Cette fermeture a suscité une rupture dans la solidarité au sein de la coalition gouvernementale. Les deux partenaires de la Nouvelle Démocratie (ND), la formation du Premier ministre conservateur Samaras, au sein de la coalition ont fermement exprimé leur opposition et ont annoncé qu’ils ne voteraient pas cette mesure lorsque le décret serait présenté au Parlement pour validation.

« Coup d’Etat »

Cette rupture de la solidarité gouvernementale pourrait provoquer une crise politique au sein de la fragile coalition en place depuis un an sous la direction de Samaras, à un moment où la Grèce est surveillée de près par ses créanciers internationaux.

«C’est un coup d’Etat», a pour sa part déclaré Alexis Tsipras, leader du principal parti d’opposition Syriza (gauche radicale), venu en toute hâte au siège d’ERT.

Philippot invite Samaras à faire marche arrière

L’Union européenne de radio-télévision (UER) s’oppose aussi à cette fermeture. Le président de l’UER, notre compatriote Jean-Paul Philippot (RTBF), et sa directrice générale, Ingrid Deltenre, ont appelé dans une lettre le Premier ministre à «user de tous ses pouvoirs pour annuler immédiatement cette décision».
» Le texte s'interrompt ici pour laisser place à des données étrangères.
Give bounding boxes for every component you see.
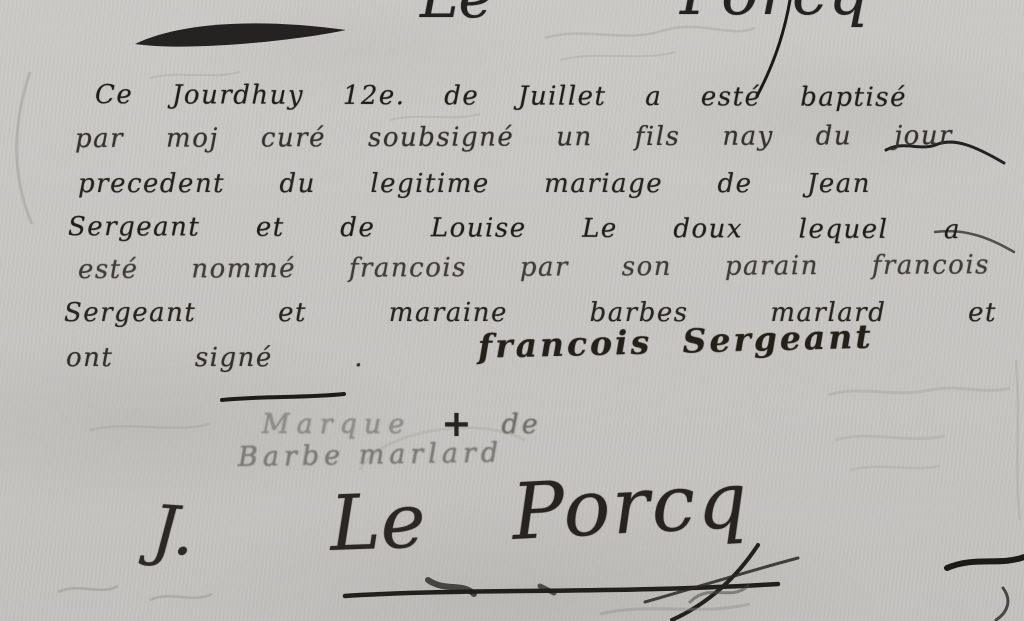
marque-de-word: de xyxy=(501,411,540,438)
signature-francois-sergeant: francois Sergeant xyxy=(478,320,874,363)
cutoff-signature-le: Le xyxy=(420,0,493,26)
record-line-5: esté nommé francois par son parain franc… xyxy=(78,252,990,283)
ink-blot xyxy=(135,23,346,46)
cross-mark-icon: + xyxy=(441,406,471,442)
manuscript-page: Le Porcq Ce Jourdhuy 12e. de Juillet a e… xyxy=(0,0,1024,621)
priest-signature-le: Le xyxy=(329,483,427,562)
marque-word: Marque xyxy=(262,411,411,438)
priest-signature-porcq: Porcq xyxy=(510,462,751,552)
cutoff-signature-porcq: Porcq xyxy=(680,0,871,24)
record-line-3: precedent du legitime mariage de Jean xyxy=(78,171,871,197)
paraph-stroke xyxy=(345,584,778,596)
record-line-1: Ce Jourdhuy 12e. de Juillet a esté bapti… xyxy=(95,82,907,111)
record-line-2: par moj curé soubsigné un fils nay du jo… xyxy=(75,123,953,152)
record-line-7: ont signé . xyxy=(66,345,364,371)
priest-signature-initial: J. xyxy=(150,497,197,566)
godmother-mark-name: Barbe marlard xyxy=(238,439,504,471)
underline-stroke xyxy=(222,394,344,400)
record-line-4: Sergeant et de Louise Le doux lequel a xyxy=(68,214,961,243)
Selon les syndicats, en fermant ERT, le gouvernement remplit d’un coup l’objectif assigné par les créanciers de la Grèce de supprimer 2.000 emplois publics d’ici à la fin juin. C’est une «solution facile pour répondre aux exigences de la troïka», estime le syndicat Poesy.

Ce dernier a appelé à une grève immédiate de soutien dans les médias privés. «Le gouvernement est déterminé à sacrifier la télévision publique et la radio» pour satisfaire ses créanciers, a déploré le syndicat.